油井监控需要实用的模型来平衡最大化产量的回报和过多增加产量的风险，这会损害完井。在本文中，我们提出了一种监测和提高裸眼独立屏幕（OH-SAS）完工产量的方法。目标是使用压力瞬态分析来优化生产，以评估生产提升过程中的完井减值和故障风险。通量模型包含滤饼针孔，滤饼针孔是由钻井和完井作业中滤饼的不均匀沉积和清理形成的。针孔会导致通量集中，并增加完井失败的风险。该方法包括三个部分，即（1）从实验室测试中确定针孔特性，（2）将通过针孔的生产的完井压降与压力瞬态分析联系起来，以及（3）在独立的筛眼中分配通量。实例表明，完井压降随流速的变化是非线性的，有针孔的完井压降比没有针孔的完井压力高。通过不包含针孔，操作可能会限制斜坡上升。通量分布实例表明，最大的冲击或径向速度在筛网的顶部。轴向环形流速或冲刷速度比筛网冲击速度大两个数量级。
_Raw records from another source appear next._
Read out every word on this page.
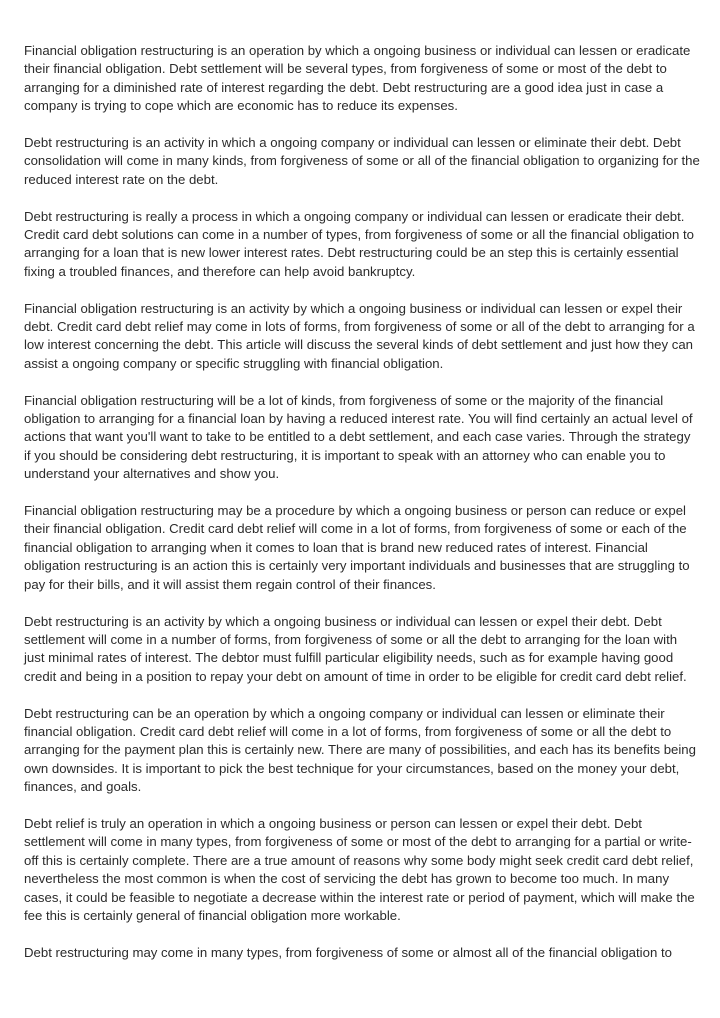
Financial obligation restructuring is an operation by which a ongoing business or individual can lessen or eradicate their financial obligation. Debt settlement will be several types, from forgiveness of some or most of the debt to arranging for a diminished rate of interest regarding the debt. Debt restructuring are a good idea just in case a company is trying to cope which are economic has to reduce its expenses.

Debt restructuring is an activity in which a ongoing company or individual can lessen or eliminate their debt. Debt consolidation will come in many kinds, from forgiveness of some or all of the financial obligation to organizing for the reduced interest rate on the debt.

Debt restructuring is really a process in which a ongoing company or individual can lessen or eradicate their debt. Credit card debt solutions can come in a number of types, from forgiveness of some or all the financial obligation to arranging for a loan that is new lower interest rates. Debt restructuring could be an step this is certainly essential fixing a troubled finances, and therefore can help avoid bankruptcy.

Financial obligation restructuring is an activity by which a ongoing business or individual can lessen or expel their debt. Credit card debt relief may come in lots of forms, from forgiveness of some or all of the debt to arranging for a low interest concerning the debt. This article will discuss the several kinds of debt settlement and just how they can assist a ongoing company or specific struggling with financial obligation.

Financial obligation restructuring will be a lot of kinds, from forgiveness of some or the majority of the financial obligation to arranging for a financial loan by having a reduced interest rate. You will find certainly an actual level of actions that want you'll want to take to be entitled to a debt settlement, and each case varies. Through the strategy if you should be considering debt restructuring, it is important to speak with an attorney who can enable you to understand your alternatives and show you.

Financial obligation restructuring may be a procedure by which a ongoing business or person can reduce or expel their financial obligation. Credit card debt relief will come in a lot of forms, from forgiveness of some or each of the financial obligation to arranging when it comes to loan that is brand new reduced rates of interest. Financial obligation restructuring is an action this is certainly very important individuals and businesses that are struggling to pay for their bills, and it will assist them regain control of their finances.

Debt restructuring is an activity by which a ongoing business or individual can lessen or expel their debt. Debt settlement will come in a number of forms, from forgiveness of some or all the debt to arranging for the loan with just minimal rates of interest. The debtor must fulfill particular eligibility needs, such as for example having good credit and being in a position to repay your debt on amount of time in order to be eligible for credit card debt relief.

Debt restructuring can be an operation by which a ongoing company or individual can lessen or eliminate their financial obligation. Credit card debt relief will come in a lot of forms, from forgiveness of some or all the debt to arranging for the payment plan this is certainly new. There are many of possibilities, and each has its benefits being own downsides. It is important to pick the best technique for your circumstances, based on the money your debt, finances, and goals.

Debt relief is truly an operation in which a ongoing business or person can lessen or expel their debt. Debt settlement will come in many types, from forgiveness of some or most of the debt to arranging for a partial or write-off this is certainly complete. There are a true amount of reasons why some body might seek credit card debt relief, nevertheless the most common is when the cost of servicing the debt has grown to become too much. In many cases, it could be feasible to negotiate a decrease within the interest rate or period of payment, which will make the fee this is certainly general of financial obligation more workable.

Debt restructuring may come in many types, from forgiveness of some or almost all of the financial obligation to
提出了一种用于OH-SAS完井的综合通量监测方法。

本文章由计算机程序翻译，如有差异，请以英文原文为准。

求助全文

约1分钟内获得全文求助全文

来源期刊

Spe Production & Operations 工程技术-工程：石油

CiteScore

3.70

自引率

8.30%

发文量

审稿时长

3 months

期刊介绍： SPE Production & Operations includes papers on production operations, artificial lift, downhole equipment, formation damage control, multiphase flow, workovers, stimulation, facility design and operations, water treatment, project management, construction methods and equipment, and related PFC systems and emerging technologies.